The fortunate neologism coined by Crutzer and Soermer at the beginning of our millennium, which then went viral, has been joined over time, with more or less success, by Norgaard's Econocene, Pyne's Pyrocene, Tsing's Plantationocene, Chertkovskaya and Paulsson's Growthocene, and finally by the Capitalocene of the British sociologist Jason W. Moore (who, in criticising and stigmatising all the other definitions, recognises in the Anthropocene at least «the power of its narrative [and] the virtue required of all Great Ideas: timing»).
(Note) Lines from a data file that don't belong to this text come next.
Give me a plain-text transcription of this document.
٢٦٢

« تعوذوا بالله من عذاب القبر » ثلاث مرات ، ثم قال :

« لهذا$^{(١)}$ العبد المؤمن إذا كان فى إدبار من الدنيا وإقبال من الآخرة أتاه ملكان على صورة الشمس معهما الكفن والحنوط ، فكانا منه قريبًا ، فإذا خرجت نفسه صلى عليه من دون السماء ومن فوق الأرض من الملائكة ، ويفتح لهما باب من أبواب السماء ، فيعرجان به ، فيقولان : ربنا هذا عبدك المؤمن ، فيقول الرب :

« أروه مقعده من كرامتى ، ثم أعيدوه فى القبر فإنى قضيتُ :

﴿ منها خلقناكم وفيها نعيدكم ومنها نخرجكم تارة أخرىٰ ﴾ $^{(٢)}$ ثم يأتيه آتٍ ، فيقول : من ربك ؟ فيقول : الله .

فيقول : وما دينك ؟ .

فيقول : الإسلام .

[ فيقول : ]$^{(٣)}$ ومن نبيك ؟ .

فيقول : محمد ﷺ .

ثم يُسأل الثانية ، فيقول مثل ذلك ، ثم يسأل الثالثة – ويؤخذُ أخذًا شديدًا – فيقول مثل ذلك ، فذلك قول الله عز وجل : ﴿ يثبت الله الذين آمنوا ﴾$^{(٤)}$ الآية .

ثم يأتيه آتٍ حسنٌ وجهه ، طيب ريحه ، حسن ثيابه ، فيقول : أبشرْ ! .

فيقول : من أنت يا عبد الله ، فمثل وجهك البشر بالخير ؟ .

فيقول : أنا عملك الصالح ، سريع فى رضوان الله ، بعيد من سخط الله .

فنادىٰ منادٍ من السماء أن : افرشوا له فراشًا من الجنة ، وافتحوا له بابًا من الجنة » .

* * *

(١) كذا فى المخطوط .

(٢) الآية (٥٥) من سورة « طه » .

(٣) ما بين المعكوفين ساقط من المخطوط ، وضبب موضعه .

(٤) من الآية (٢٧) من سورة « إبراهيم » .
And if, on the one hand, the theory destined to definitively weaken all the others is most probably the one of hyperobjects by Timothy Morton, which in some way undermines the very system in which man sets himself up as the sole custodian of the right to define the world, it is on the other hand quite evident that it is precisely anthropogenic actions—of which, for example, the hyperobject represented by global warming appears to be a direct consequence—that favour processes such as the so–called spillover, almost certainly at the root of the most recent—as, in the past, of more than one—pandemic.
Right from the title of her latest project, Portuguese photographer Karina Castro seems to have no doubts: Human Domination on Earth is in fact a calm but incisive visual reflection on the evidence of anthropic impact on the landscape. With the slow pace of long–term work, driven by theories whose validity must necessarily be verified in the field, the Milan based visual researcher is collecting a long series of concrete examples of how man has modified, is modifying and is destined to modify the planet on which his evolution began and, perhaps, will end.
Some of the photographs reflect a specific relationship between content and container, and are the result of a selection made during the pre–production phase. In others, however—and herein lies one of the most interesting features of the project—the relationship between meaning and signifier lives on a greater lightness, a synthetic capacity—at the limits of stylization—which, although still strongly illustrative, paradoxically expresses a very evident metaphorical potential.
Following in the footsteps of masters such as Robert Adams, Edward Burtynsky, Richard Misrach or Armin Linke, and alongside younger and promising artists such as Lucas Foglia, Charles Xelot, Matjaz Krivic or Yan Wang Preston, or our own Alessandro Grassani, Luca Quagliato, Marco Zorzanello or Marina Caneve, Castro crosses territories disputed between conservationism and exploitation, such as the mouth of the Douro, the Serra de Arga or the beaches of Matosinhos, in Portugal, and makes small but surgical incursions into Switzerland and Italy, in search of circumstantial examples useful for her research, such as sites of spillage or waste storage.
There is no shortage of sweeping views of wind farms, forests and coastlines that are threatened or defended, a borderline topography where the boundary between negative and positive acts is sometimes, even deliberately, blurred, just as the tone of our intentions and actions is often blurred.
What dominates over everything is the feeling that Castro's focus in this decidedly ongoing project (on show from 26 July at the Royal Geographical Society in London in the group show Eartth Phoro 2021), is on the places where the silent but monumental battle between man's two main interests, so similar and yet so strangely at odds with each other, is taking place: the one between prosperity and survival.